Yesterday, I blogged about a leadership (character/ethics) lesson from the University of Miami Hurricanes football team. Today—I believe there is another lesson on this topic from a dad and his twin sons. I read the report in a Huffington Post article. It went like this:

“Last Thursday night during a celebrity hockey game in Minnesota, 11-year-old Nick Smith was given the chance of a lifetime after purchasing a $10 raffle ticket.

All he had to do was sink the puck from center ice into a three-and-a-half-inch cutout and the $50,000 prize would be his. But when Nick’s name was called, the boy was outside of the arena. So, Nick’s identical twin brother, Nate, stepped up to the plate.
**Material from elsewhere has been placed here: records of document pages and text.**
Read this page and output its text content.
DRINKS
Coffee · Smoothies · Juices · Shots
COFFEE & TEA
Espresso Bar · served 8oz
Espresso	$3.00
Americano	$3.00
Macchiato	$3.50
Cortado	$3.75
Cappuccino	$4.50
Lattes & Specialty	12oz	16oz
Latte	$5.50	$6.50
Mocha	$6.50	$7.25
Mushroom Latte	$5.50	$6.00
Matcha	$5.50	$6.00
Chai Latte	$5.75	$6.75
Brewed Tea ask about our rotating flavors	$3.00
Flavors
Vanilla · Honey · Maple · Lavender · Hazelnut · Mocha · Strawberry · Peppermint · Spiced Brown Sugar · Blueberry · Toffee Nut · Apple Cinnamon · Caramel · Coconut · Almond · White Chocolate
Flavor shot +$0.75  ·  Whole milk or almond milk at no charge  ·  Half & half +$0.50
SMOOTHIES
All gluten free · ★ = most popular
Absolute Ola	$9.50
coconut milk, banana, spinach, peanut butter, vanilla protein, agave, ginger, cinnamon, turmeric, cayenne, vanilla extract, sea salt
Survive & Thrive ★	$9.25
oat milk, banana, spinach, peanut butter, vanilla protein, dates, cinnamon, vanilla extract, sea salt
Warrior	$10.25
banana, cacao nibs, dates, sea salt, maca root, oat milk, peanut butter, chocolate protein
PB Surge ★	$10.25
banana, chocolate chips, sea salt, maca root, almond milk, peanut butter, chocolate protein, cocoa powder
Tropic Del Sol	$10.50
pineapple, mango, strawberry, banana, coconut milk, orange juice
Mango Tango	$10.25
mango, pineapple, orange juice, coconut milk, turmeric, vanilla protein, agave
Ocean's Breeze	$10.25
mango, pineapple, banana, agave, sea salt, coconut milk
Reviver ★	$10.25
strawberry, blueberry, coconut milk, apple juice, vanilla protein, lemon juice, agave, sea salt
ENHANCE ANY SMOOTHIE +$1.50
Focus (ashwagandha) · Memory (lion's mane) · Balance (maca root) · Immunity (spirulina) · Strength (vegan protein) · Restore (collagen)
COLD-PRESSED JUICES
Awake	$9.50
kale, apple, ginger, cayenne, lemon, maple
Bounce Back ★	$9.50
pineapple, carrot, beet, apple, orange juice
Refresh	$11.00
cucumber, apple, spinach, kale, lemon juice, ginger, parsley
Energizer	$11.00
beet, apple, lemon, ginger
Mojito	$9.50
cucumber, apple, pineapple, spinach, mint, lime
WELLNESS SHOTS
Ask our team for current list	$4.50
He shot. He scored. The crowd went wild.

However, instead of claiming the prize money, their father, Pat Smith, saw an important lesson to be learned. “The next day I called back and said, ‘you know it was really Nate that made the shot,’ and we thought honesty was the best policy and we want to set a good example for our kids,” he told the “Early Show.”

It is now up to the insurance company to decide if the kids will get the money.”

I have mixed emotions as I ponder what I would have done if I were the dad. The money sure would be nice, and could be applied to their college fund seven years later. However, long after college is over—this story from their boyhood would linger as they become men, husbands and dads.

What would you do? Go ahead and take the money or acknowledge it was the wrong boy and teach a lesson in honesty?